While helicopters had been flown
experimentally toward the end of World War II, it was the Marine Corps that, beginning in
1947, pioneered the development of combat techniques using the rotor-driven aircraft as a
means of enhancing its amphibious assault capabilities. The Corps also developed tactics
for "vertical envelopment" as an extension of assault operations. In addition to
the practical use of the helicopter, several refinements of earlier Marine Corps
fixed-wing close air support proved to be decisive factors in a number of Korean War
battles.
In the post-Korean War period the Marine
Corps focused on further development of the Fleet Marine Force to support its
force-in-readiness mission, along with adapting amphibious techniques and equipment to
meet Cold War exigencies. Among these pioneering efforts were the reconfiguration of a
number of former attack aircraft carriers into helicopter carriers and the development of
the short tactical airfield and fuel-handling systems.
Vietnam occasioned a refinement in the
evolution of tactical mobility through the expanded use of helicopters, along with the
development of the fire support base concept and participation in pacification--more
specifically, civic action, which became an integral part of Marine operations in Vietnam.
In the 1970s and 1980s Marine innovators
continued to invigorate the traditional force-in-readiness concept of ground combat units
supported by air with the establishment of the Marine Air-Ground Task Force structure and
the flexible rapid-deployment force (RDF). The RDF, in turn, provided the impetus for the
Navy-Marine Corps Maritime Prepositioning Ship program which puts preloaded supply ships
in strategically important locations in the world's oceans.

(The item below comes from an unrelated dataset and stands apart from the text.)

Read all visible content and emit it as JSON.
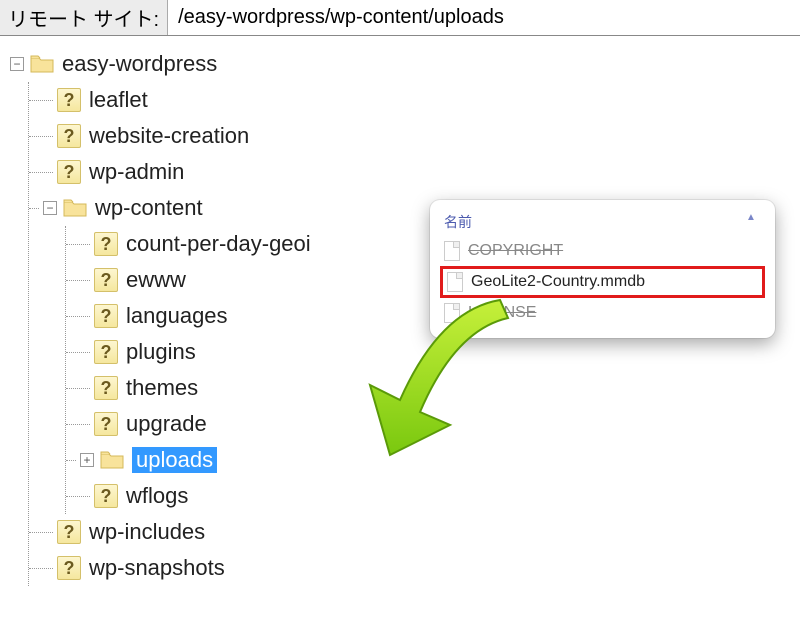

The introduction of the high-speed LCAC
(landing craft, air cushion) greatly increased Marine Corps operational mobility and
reach. Similarly, the introduction of the AV-8A Harrier vertical/short takeoff and landing
attack aircraft (the most forward-deployed U.S. or coalition tactical aircraft in the
Persian Gulf area during Desert Storm) represented a major evolutionary development in
Marine Corps aviation. The MV-22 Osprey tiltrotor, AAAV (advanced amphibious assault
vehicle), and LCAC promise further enhancements to Marine ground firepower and mobility in
the future.
Marine Corps thinkers and doers have made
major contributions to the development of warfighting concepts, weaponry, and equipment
during this century. This legacy is reflected today in the mission of the Marine Corps
Warfighting Laboratory, enabling the Corps to face the dawn of the 21st century with a
confidence born from a proud heritage of innovation in doctrine and technology.